The draft International Violence Against Women Act (IVAWA) would require the State Department to adopt a five-year plan to reduce violence against women in up to 20 target countries. The approach calls for increased legal and judicial protection for  women, strengthened health services to respond to  violence, increased educational and economic opportunities for women, and efforts to change social norms that perpetuate violence against women. Special attention would be given to responding to violence against women during humanitarian disasters and armed conflict.

"The Foreign Relations Committee vote offers the full Senate a smart, bipartisan bill that would strike back against the worldwide epidemic of violence against women," said Meghan Rhoad, women's rights researcher at Human Rights Watch. "This Congress has a chance to make a difference in the lives of millions of women and girls, and shouldn't waste it."

The bill would complement the Violence Against Women Act, which addresses these issues within the United States.
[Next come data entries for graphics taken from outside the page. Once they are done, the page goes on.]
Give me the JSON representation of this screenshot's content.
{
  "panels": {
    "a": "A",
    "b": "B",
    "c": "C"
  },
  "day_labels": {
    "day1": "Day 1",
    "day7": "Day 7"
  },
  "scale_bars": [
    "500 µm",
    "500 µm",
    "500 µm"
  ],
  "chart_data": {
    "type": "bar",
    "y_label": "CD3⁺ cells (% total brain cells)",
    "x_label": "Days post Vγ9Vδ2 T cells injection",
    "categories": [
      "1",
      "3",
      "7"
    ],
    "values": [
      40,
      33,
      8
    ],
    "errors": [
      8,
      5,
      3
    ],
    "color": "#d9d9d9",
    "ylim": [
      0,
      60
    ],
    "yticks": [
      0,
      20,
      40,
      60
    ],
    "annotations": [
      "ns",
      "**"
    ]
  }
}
Similar legislation was introduced, but not voted on, in the last Congress.

The United Nations estimates that one of every three women in the world has been a victim of violence. Human Rights Watch reports have documented rampant violence against women, both in armed conflicts and in homes and workplaces throughout the world. Much of the violence goes unpunished, especially where insufficient legal protections are compounded by poor enforcement. Recent Human Rights Watch investigations exposed degrading forensic examinations conducted on rape survivors by medical personnel in India and the frequent abuse of women with disabilities in northern Uganda.
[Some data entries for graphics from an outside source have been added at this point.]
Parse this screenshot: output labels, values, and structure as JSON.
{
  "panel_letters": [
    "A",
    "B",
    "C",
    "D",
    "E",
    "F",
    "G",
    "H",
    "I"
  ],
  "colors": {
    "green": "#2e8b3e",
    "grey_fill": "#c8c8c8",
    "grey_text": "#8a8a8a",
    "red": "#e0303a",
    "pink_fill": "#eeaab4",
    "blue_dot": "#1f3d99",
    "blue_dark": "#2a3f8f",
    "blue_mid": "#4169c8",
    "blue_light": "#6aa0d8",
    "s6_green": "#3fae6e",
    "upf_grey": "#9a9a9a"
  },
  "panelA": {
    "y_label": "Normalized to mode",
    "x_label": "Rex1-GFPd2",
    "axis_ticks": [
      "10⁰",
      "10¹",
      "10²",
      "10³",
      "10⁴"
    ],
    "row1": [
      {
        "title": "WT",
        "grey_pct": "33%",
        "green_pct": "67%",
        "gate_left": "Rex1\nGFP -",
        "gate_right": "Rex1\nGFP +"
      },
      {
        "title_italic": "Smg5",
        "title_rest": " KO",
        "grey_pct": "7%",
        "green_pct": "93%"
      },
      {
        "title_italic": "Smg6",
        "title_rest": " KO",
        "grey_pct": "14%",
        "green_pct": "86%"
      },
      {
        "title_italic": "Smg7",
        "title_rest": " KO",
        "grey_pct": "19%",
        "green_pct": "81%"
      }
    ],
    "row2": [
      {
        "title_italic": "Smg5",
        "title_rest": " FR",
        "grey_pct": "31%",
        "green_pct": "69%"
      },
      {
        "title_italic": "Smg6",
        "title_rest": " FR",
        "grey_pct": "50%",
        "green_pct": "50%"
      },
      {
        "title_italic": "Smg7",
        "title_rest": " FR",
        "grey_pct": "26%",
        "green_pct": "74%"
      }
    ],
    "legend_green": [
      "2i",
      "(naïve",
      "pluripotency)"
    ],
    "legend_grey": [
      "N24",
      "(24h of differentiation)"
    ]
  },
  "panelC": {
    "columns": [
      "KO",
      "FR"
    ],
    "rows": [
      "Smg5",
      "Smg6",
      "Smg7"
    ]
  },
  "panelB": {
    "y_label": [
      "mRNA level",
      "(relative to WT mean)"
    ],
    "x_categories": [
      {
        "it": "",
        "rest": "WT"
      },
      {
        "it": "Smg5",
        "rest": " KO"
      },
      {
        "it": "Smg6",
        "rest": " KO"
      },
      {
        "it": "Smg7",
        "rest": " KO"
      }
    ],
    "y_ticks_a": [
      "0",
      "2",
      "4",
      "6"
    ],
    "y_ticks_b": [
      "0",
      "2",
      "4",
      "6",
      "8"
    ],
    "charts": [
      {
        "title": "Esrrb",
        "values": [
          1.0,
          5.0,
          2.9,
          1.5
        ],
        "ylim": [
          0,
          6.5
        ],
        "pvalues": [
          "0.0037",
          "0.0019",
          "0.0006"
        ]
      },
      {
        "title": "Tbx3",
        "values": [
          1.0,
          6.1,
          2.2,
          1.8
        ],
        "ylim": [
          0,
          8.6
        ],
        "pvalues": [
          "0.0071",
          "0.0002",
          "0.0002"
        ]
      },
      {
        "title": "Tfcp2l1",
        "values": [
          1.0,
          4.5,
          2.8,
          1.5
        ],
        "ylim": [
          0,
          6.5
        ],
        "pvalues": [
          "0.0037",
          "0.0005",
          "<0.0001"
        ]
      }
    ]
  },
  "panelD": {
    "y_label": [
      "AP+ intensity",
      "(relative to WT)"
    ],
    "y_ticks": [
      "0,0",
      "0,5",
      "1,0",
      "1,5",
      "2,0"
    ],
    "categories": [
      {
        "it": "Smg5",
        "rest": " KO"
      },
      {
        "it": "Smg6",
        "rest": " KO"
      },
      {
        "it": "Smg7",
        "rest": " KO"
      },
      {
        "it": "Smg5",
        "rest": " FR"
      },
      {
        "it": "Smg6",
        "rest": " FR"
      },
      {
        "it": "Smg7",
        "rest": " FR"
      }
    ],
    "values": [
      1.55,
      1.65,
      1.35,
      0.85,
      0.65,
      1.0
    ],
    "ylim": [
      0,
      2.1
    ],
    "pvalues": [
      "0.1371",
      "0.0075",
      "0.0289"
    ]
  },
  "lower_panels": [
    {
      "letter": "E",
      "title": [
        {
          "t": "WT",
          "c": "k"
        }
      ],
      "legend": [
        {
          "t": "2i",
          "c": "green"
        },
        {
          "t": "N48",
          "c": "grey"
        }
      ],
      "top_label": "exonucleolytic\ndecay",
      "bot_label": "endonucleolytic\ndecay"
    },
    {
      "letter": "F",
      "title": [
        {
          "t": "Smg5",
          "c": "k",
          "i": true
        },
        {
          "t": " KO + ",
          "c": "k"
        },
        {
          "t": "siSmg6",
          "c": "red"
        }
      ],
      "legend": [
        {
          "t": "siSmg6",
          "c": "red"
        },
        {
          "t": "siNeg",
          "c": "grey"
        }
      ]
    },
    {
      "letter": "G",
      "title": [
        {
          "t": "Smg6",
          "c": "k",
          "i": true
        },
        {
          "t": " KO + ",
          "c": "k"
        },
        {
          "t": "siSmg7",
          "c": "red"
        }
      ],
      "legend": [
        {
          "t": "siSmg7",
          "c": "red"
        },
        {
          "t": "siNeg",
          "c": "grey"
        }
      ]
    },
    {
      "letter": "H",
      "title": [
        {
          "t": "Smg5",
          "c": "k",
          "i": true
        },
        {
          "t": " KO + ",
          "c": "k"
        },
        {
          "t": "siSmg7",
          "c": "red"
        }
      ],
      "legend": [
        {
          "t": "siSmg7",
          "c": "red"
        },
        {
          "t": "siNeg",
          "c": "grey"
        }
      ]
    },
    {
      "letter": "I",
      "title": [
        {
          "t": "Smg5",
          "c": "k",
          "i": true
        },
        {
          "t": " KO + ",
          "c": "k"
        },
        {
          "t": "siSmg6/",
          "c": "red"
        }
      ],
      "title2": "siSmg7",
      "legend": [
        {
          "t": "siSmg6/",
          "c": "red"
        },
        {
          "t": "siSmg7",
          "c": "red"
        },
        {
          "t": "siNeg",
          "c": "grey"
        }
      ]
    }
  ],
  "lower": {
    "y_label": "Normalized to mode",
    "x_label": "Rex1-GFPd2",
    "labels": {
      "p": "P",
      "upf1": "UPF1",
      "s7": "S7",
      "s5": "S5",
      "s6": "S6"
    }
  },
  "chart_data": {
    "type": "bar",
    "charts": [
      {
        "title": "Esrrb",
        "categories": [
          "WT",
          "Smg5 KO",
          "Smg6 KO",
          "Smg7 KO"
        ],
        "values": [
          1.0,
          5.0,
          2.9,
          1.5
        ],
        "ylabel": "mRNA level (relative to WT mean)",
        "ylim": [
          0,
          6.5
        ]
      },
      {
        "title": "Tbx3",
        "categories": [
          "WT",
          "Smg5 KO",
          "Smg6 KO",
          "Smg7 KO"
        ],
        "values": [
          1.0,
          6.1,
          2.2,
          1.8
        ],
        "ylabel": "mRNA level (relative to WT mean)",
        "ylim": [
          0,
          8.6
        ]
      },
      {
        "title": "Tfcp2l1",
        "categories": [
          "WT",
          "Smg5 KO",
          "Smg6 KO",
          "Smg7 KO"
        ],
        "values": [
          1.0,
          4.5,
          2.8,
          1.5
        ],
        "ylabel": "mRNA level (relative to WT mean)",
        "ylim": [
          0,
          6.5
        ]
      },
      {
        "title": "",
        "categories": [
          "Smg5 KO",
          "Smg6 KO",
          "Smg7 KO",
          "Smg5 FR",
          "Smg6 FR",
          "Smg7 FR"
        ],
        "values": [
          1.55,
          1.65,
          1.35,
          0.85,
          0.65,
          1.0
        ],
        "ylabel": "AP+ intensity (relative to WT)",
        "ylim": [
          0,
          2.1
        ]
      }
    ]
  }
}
"Human Rights Watch's research around the world shows how violence against women undermines their ability to participate as equals in all aspects of society, from education and employment to politics," Rhoad said. "The proposed US law is a powerful initiative to combat violence against women and is now within reach."
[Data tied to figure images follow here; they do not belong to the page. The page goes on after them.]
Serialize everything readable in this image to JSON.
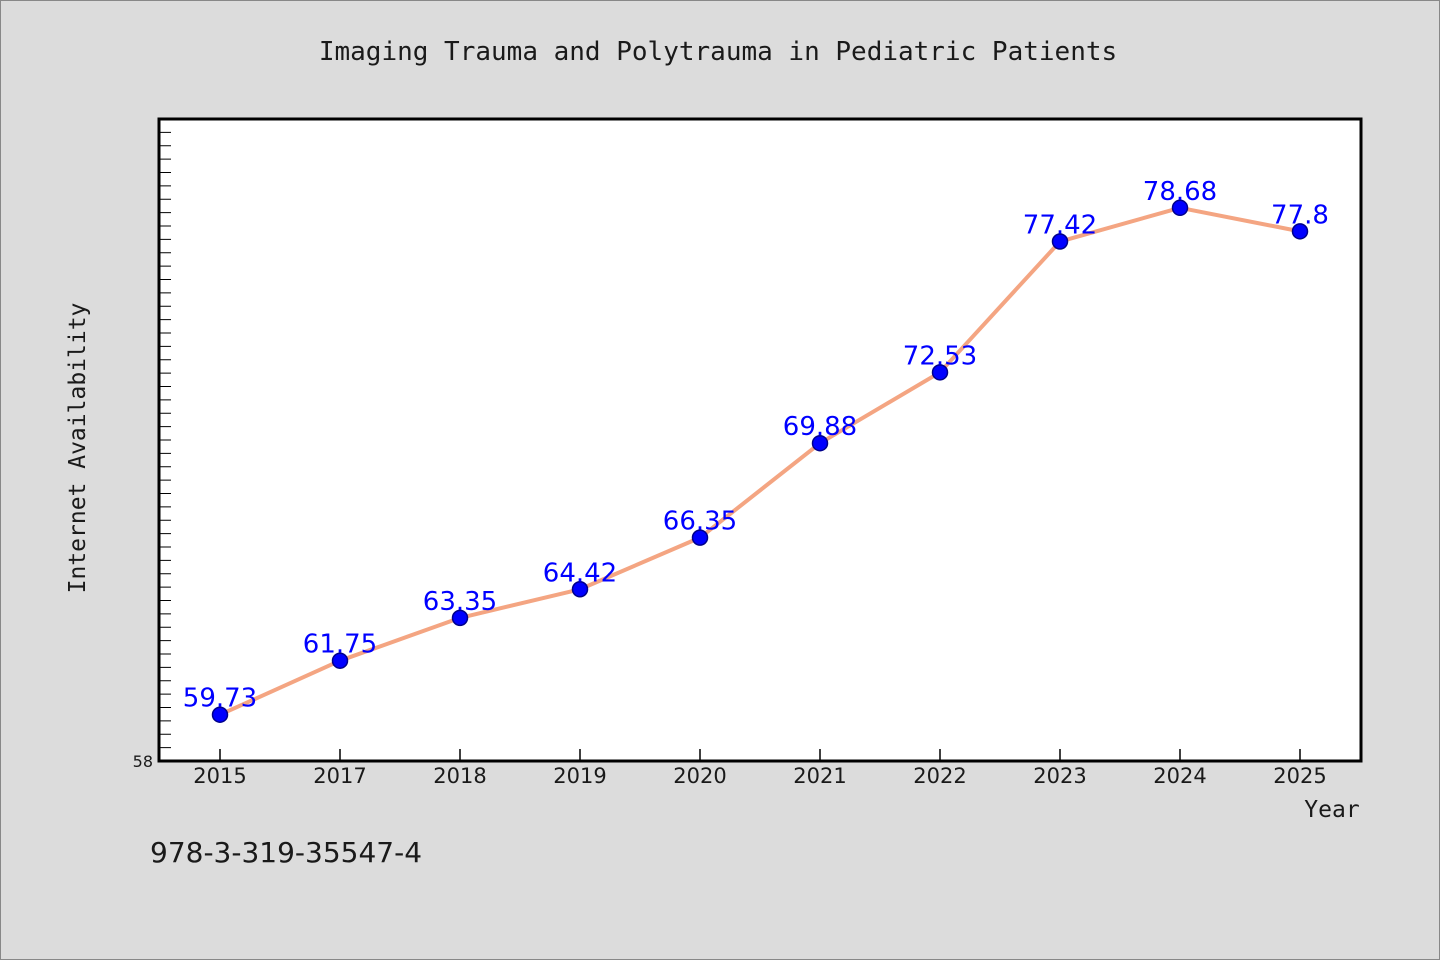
{
  "chart_data": {
    "type": "line",
    "title": "Imaging Trauma and Polytrauma in Pediatric Patients",
    "xlabel": "Year",
    "ylabel": "Internet Availability",
    "categories": [
      "2015",
      "2017",
      "2018",
      "2019",
      "2020",
      "2021",
      "2022",
      "2023",
      "2024",
      "2025"
    ],
    "series": [
      {
        "values": [
          59.73,
          61.75,
          63.35,
          64.42,
          66.35,
          69.88,
          72.53,
          77.42,
          78.68,
          77.8
        ],
        "value_labels": [
          "59.73",
          "61.75",
          "63.35",
          "64.42",
          "66.35",
          "69.88",
          "72.53",
          "77.42",
          "78.68",
          "77.8"
        ]
      }
    ],
    "ylim": [
      58,
      82
    ],
    "y_tick_labels": [
      "58"
    ],
    "y_minor_tick_step": 0.5,
    "grid": false,
    "legend": "none",
    "colors": {
      "line": "#f4a582",
      "marker": "#0000ff",
      "marker_edge": "#00008b",
      "data_label": "#0000ff",
      "plot_background": "#ffffff",
      "figure_background": "#dcdcdc"
    }
  },
  "footnote": "978-3-319-35547-4"
}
Human Rights Watch noted the mounting evidence of the debilitating effect of violence against women on economic development. In some countries, violence and sexual harassment in schools prevent women from getting an education and contributing fully to their communities. The health care costs and workplace absenteeism associated with injuries from domestic violence also take a significant financial toll.

The Senate bill has 35 cosponsors. Lead sponsors are John Kerry, Democrat of Massachusetts; Barbara Boxer, Democrat of California; and Olympia Snowe and Susan Collins, Republicans of Maine. The House of Representatives version, which has been referred to the Committee on Foreign Affairs and the Committee on Armed Services, has 133 cosponsors. Lead sponsors are Bill Delahunt, Democrat of Massachusetts; Ted Poe, Republican of Texas; and Jan Schakowsky, Democrat of Illinois. Complete lists of the bills co-sponsors are available here: (Senate) and (House).

Human Rights Watch repeated its call for the US Senate to ratify the Convention on the Elimination of All Forms of Discrimination against Women. The US is only one of seven countries in the world not to have ratified the major global women's rights treaty.